Hey, everyone. I’m Willow, but call me Wil for short. I identify as non-binary, and what I’m gonna be talking about in this is my daily struggles with dwarfism.

I have a rare type of dwarfism called Spondyloepiphyseal dysplasia, or SED. Basically, I am always going to be way shorter than everyone else, and have other health issues, such as scoliosis, sleep apnea, and more.

I am currently 3’8 and 3/4, expected to grow only half an inch left. I am in middle school, so everyone else is already towering over me, and I am bullied constantly for it. My dwarfism isn’t genetic, so no one in my family really understands what I go through. I have a genetic mutation, an anomaly in my genetic code. It is a dominant gene, so yes, now that I have it, I do have the ability to pass it down to any children I may have.

With dwarfism, the primary struggle I face that isn’t the dwarfism itself would be my scoliosis.
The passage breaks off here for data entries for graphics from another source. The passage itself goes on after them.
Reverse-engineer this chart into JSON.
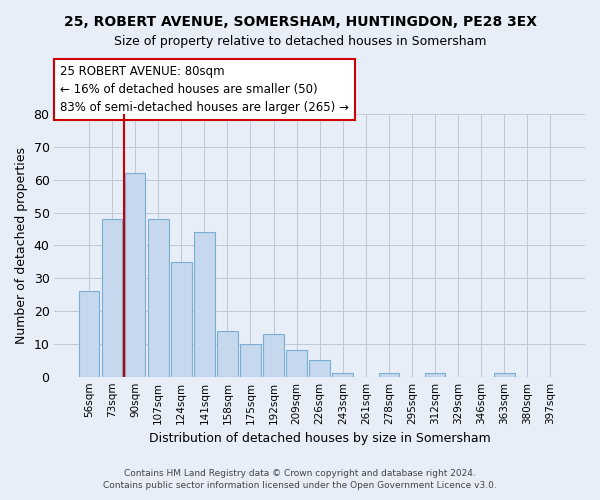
{
  "title1": "25, ROBERT AVENUE, SOMERSHAM, HUNTINGDON, PE28 3EX",
  "title2": "Size of property relative to detached houses in Somersham",
  "xlabel": "Distribution of detached houses by size in Somersham",
  "ylabel": "Number of detached properties",
  "categories": [
    "56sqm",
    "73sqm",
    "90sqm",
    "107sqm",
    "124sqm",
    "141sqm",
    "158sqm",
    "175sqm",
    "192sqm",
    "209sqm",
    "226sqm",
    "243sqm",
    "261sqm",
    "278sqm",
    "295sqm",
    "312sqm",
    "329sqm",
    "346sqm",
    "363sqm",
    "380sqm",
    "397sqm"
  ],
  "values": [
    26,
    48,
    62,
    48,
    35,
    44,
    14,
    10,
    13,
    8,
    5,
    1,
    0,
    1,
    0,
    1,
    0,
    0,
    1,
    0,
    0
  ],
  "bar_color": "#c5d8ee",
  "bar_edge_color": "#7aafd4",
  "marker_line_color": "#cc0000",
  "annotation_title": "25 ROBERT AVENUE: 80sqm",
  "annotation_line1": "← 16% of detached houses are smaller (50)",
  "annotation_line2": "83% of semi-detached houses are larger (265) →",
  "annotation_box_color": "#ffffff",
  "annotation_box_edge": "#cc0000",
  "ylim": [
    0,
    80
  ],
  "yticks": [
    0,
    10,
    20,
    30,
    40,
    50,
    60,
    70,
    80
  ],
  "footer1": "Contains HM Land Registry data © Crown copyright and database right 2024.",
  "footer2": "Contains public sector information licensed under the Open Government Licence v3.0.",
  "bg_color": "#e8eef8",
  "plot_bg_color": "#e8eef8",
  "grid_color": "#c0c8d8"
}
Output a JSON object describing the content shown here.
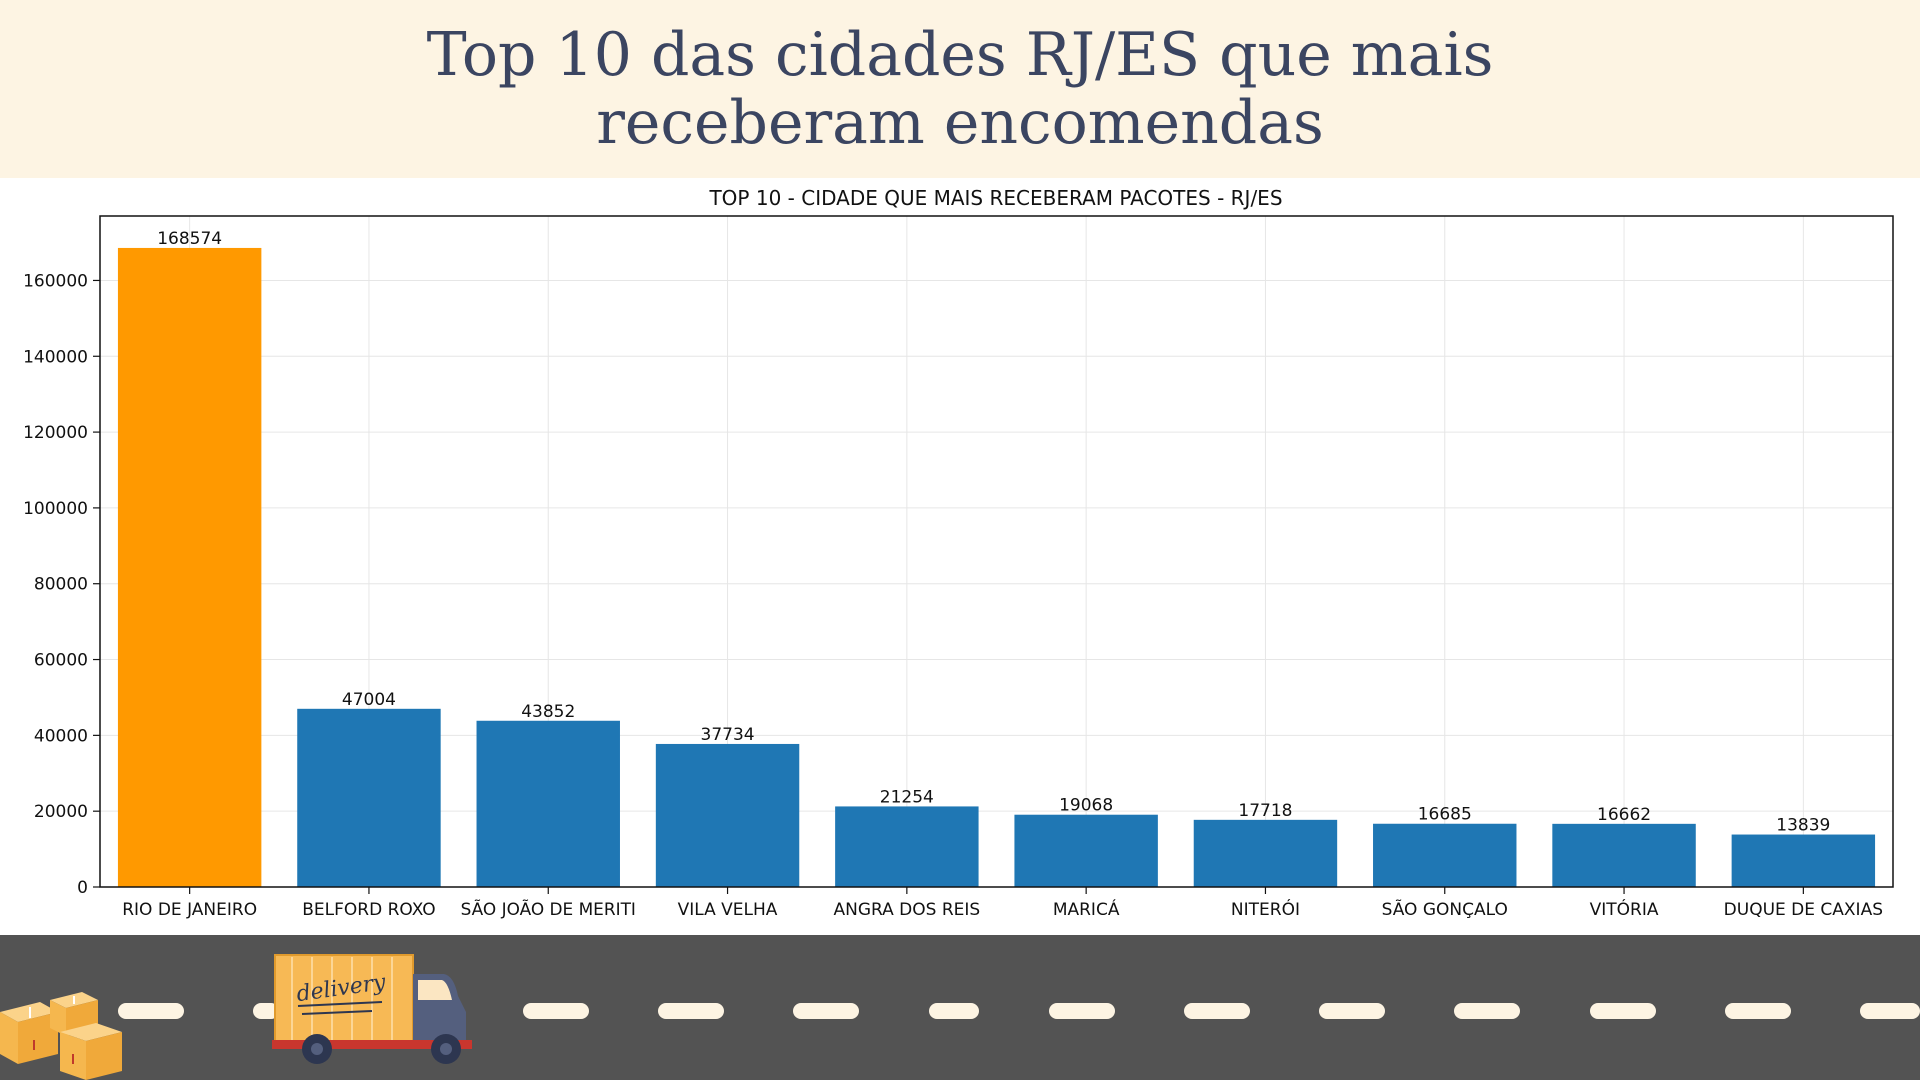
{
  "slide": {
    "title": "Top 10  das cidades RJ/ES que mais receberam encomendas"
  },
  "colors": {
    "header_bg": "#fdf4e3",
    "title_text": "#3b4561",
    "highlight_bar": "#ff9900",
    "bar": "#1f77b4",
    "road": "#535353",
    "road_dash": "#fdf4e3"
  },
  "illustration": {
    "truck_label": "delivery",
    "icons": [
      "delivery-truck-icon",
      "cardboard-boxes-icon"
    ]
  },
  "chart_data": {
    "type": "bar",
    "title": "TOP 10 - CIDADE QUE MAIS RECEBERAM PACOTES - RJ/ES",
    "xlabel": "",
    "ylabel": "",
    "categories": [
      "RIO DE JANEIRO",
      "BELFORD ROXO",
      "SÃO JOÃO DE MERITI",
      "VILA VELHA",
      "ANGRA DOS REIS",
      "MARICÁ",
      "NITERÓI",
      "SÃO GONÇALO",
      "VITÓRIA",
      "DUQUE DE CAXIAS"
    ],
    "values": [
      168574,
      47004,
      43852,
      37734,
      21254,
      19068,
      17718,
      16685,
      16662,
      13839
    ],
    "value_labels": [
      "168574",
      "47004",
      "43852",
      "37734",
      "21254",
      "19068",
      "17718",
      "16685",
      "16662",
      "13839"
    ],
    "highlight_index": 0,
    "ylim": [
      0,
      177000
    ],
    "yticks": [
      0,
      20000,
      40000,
      60000,
      80000,
      100000,
      120000,
      140000,
      160000
    ],
    "ytick_labels": [
      "0",
      "20000",
      "40000",
      "60000",
      "80000",
      "100000",
      "120000",
      "140000",
      "160000"
    ],
    "grid": true,
    "legend": "none"
  }
}
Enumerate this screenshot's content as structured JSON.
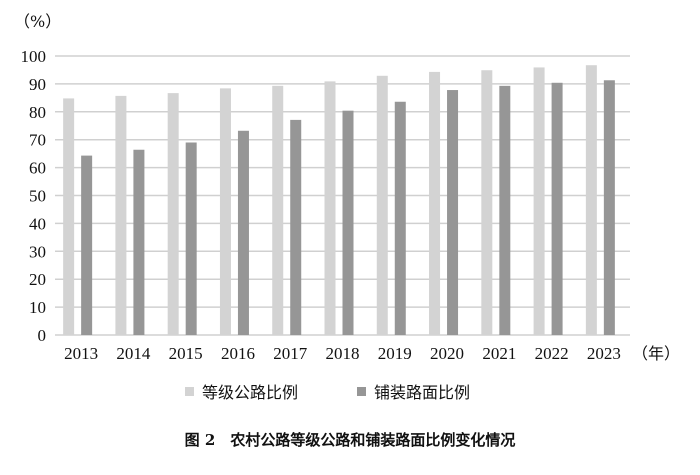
{
  "chart_data": {
    "type": "bar",
    "title": "图 2　农村公路等级公路和铺装路面比例变化情况",
    "y_unit": "（%）",
    "x_unit": "（年）",
    "categories": [
      "2013",
      "2014",
      "2015",
      "2016",
      "2017",
      "2018",
      "2019",
      "2020",
      "2021",
      "2022",
      "2023"
    ],
    "series": [
      {
        "name": "等级公路比例",
        "color": "#d3d3d3",
        "values": [
          84.8,
          85.7,
          86.7,
          88.4,
          89.3,
          90.9,
          92.9,
          94.3,
          94.9,
          95.9,
          96.7
        ]
      },
      {
        "name": "铺装路面比例",
        "color": "#969696",
        "values": [
          64.3,
          66.4,
          69.0,
          73.2,
          77.1,
          80.4,
          83.6,
          87.8,
          89.3,
          90.4,
          91.3
        ]
      }
    ],
    "ylim": [
      0,
      100
    ],
    "yticks": [
      0,
      10,
      20,
      30,
      40,
      50,
      60,
      70,
      80,
      90,
      100
    ],
    "grid": true,
    "legend": "bottom"
  }
}
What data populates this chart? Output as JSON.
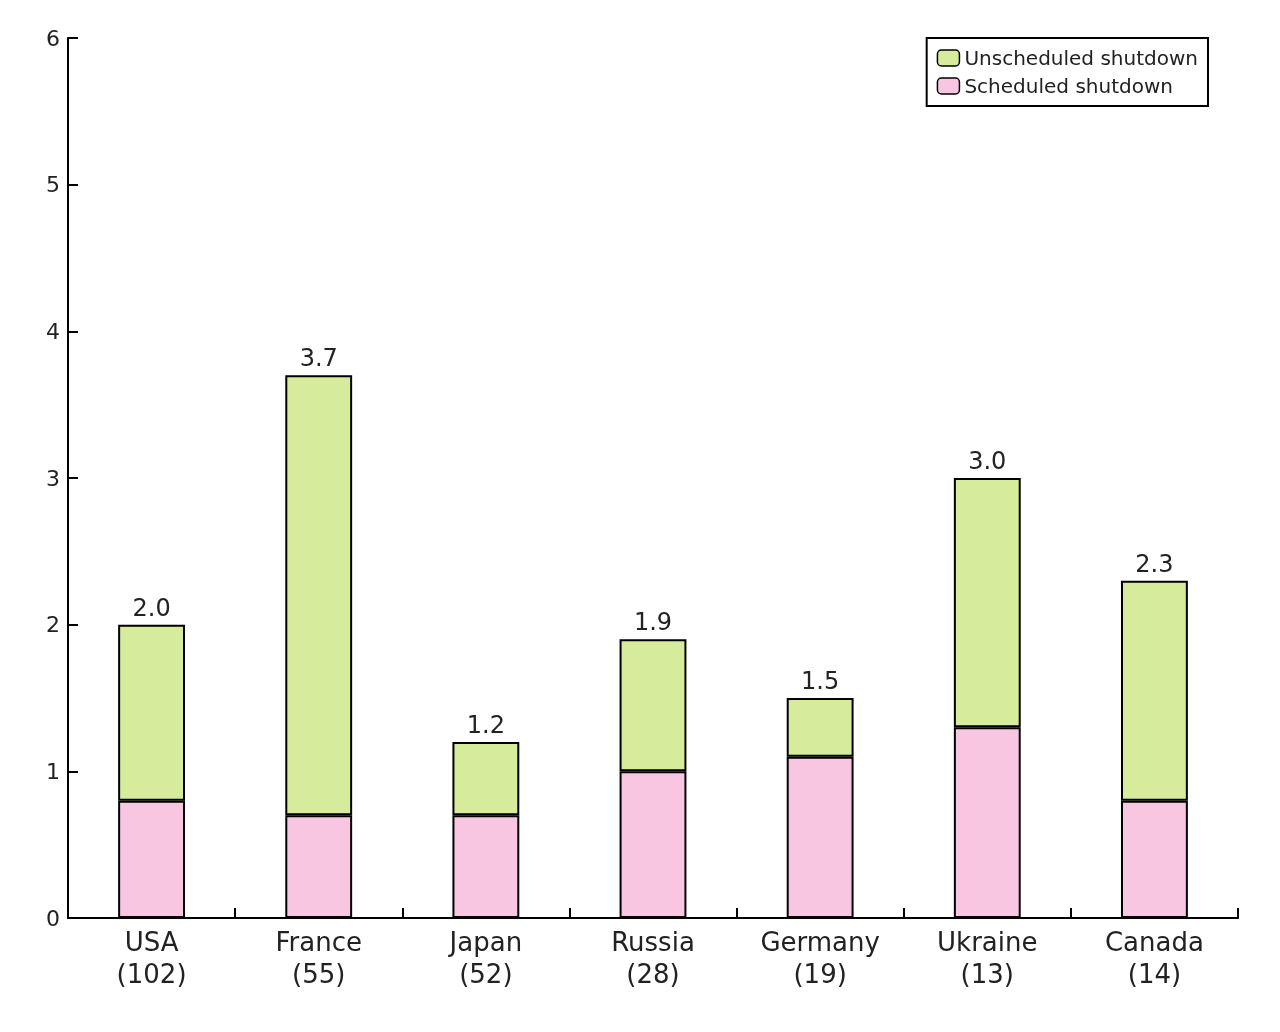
{
  "chart_data": {
    "type": "bar",
    "stacked": true,
    "categories": [
      "USA\n(102)",
      "France\n(55)",
      "Japan\n(52)",
      "Russia\n(28)",
      "Germany\n(19)",
      "Ukraine\n(13)",
      "Canada\n(14)"
    ],
    "series": [
      {
        "name": "Scheduled shutdown",
        "color": "#f9c6e2",
        "values": [
          0.8,
          0.7,
          0.7,
          1.0,
          1.1,
          1.3,
          0.8
        ]
      },
      {
        "name": "Unscheduled shutdown",
        "color": "#d6eb9c",
        "values": [
          1.2,
          3.0,
          0.5,
          0.9,
          0.4,
          1.7,
          1.5
        ]
      }
    ],
    "totals": [
      "2.0",
      "3.7",
      "1.2",
      "1.9",
      "1.5",
      "3.0",
      "2.3"
    ],
    "ylim": [
      0,
      6
    ],
    "yticks": [
      0,
      1,
      2,
      3,
      4,
      5,
      6
    ],
    "grid": false,
    "legend": "top right"
  }
}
What that means is that my spine is bent, so I have to wear a back brace to try and correct it. I’ve worn a back brace for several years now, since I was about 6-8 years old. I am 13 now. However, when I first started with the brace, it was a night brace, meaning I only had to wear it at night, but as time progressed, it grew clear that a night brace alone wasn’t going to stop or correct my curve, so in order to avoid having surgery on my spine, I was switched to a day brace, that I must wear 21 hours a day. It’s not the most comfortable, but it’s better than the alternative of having surgery, so I’ll take it. However, my doctors have been saying that in 1-2 years, I may be able to switch back to a night brace.

My parents didn’t know I had dwarfism until I was already about nine weeks old. How could they? No one in our family had ever been known to have it before, and neither of them had it, so they had no reason to suspect. I was born in Mexico, and at first, the doctors thought I had some sort of disease, but as weeks wore by, it became clear that I didn’t, because the disease they thought I had is a curable one, and I clearly wasn’t being cured. So, after a few X-Rays and MRIs, they found out that I had dwarfism. The doctors told my parents that now that they knew I had it, they could do testing if they were to have another child, and abort it if the child had dwarfism, but they wondered what kind of message that would send to me, so they didn’t. That is how, two years later, I came to have my perfectly healthy little brother.

As time wore on, it was getting obvious about my delayed growth development. By preschool, I’d started to notice as well, seeing that all of the other kids were growing and I was not. One day, my mother told me that in the grocery store, I asked her why the other kids stared at me and pointed.

Other than that, my life was perfect, up until the point when, when I was four, I contracted a rare spinal disease. It had nothing to do with my dwarfism, so I was just unlucky to get it, and that is my first real memory.

I remember I’d gotten up in the middle of the night, needing to go to the bathroom, but I couldn’t walk. Somehow, I made it back to bed, and called my parents. The next thing I remember is going to the doctors in the morning, them calling an ambulance, and getting strapped into a stretcher to be taken to the hospital, where I spent five days, unable to eat or drink sufficiently because I threw up every time I tried. I still have some trauma from that, and, to this day, have a severe fear of needles.

As school for me progressed, I got teased and bullied a lot more. I felt I’d never belong, never be loved, until the third grade. A girl who’d previously been a bully to me slowly became one of my best friends, and we were inseparable. With her, another friend from first grade, and me, we were a mischievous trio who were inseparable. In fourth grade, we had the same teacher, and became even better friends. And in the third grade, I went to my first LPA (Little People of America) conference, where I met another great friend, also with dwarfism. She and I became inseparable as well, and were sad when we had to part for another year, as she lived in Hawaii and I lived in Virginia. The bullying scaled back as I started my transition to middle school, and now, in the seventh grade, I’m doing…. okay? I still struggle, but there’s more to me than meets the eye.

Dwarfism isn’t what it seems at first glance, and I have learned firsthand not to judge others with disabilities, as they are not what they seem. I am not a retard. I am not a midget. I am a person, with real feelings and real capabilities, and people who judge me without digging deeper are wrong. Everyone is a person, we all have feelings, we all have a story. And that is mine.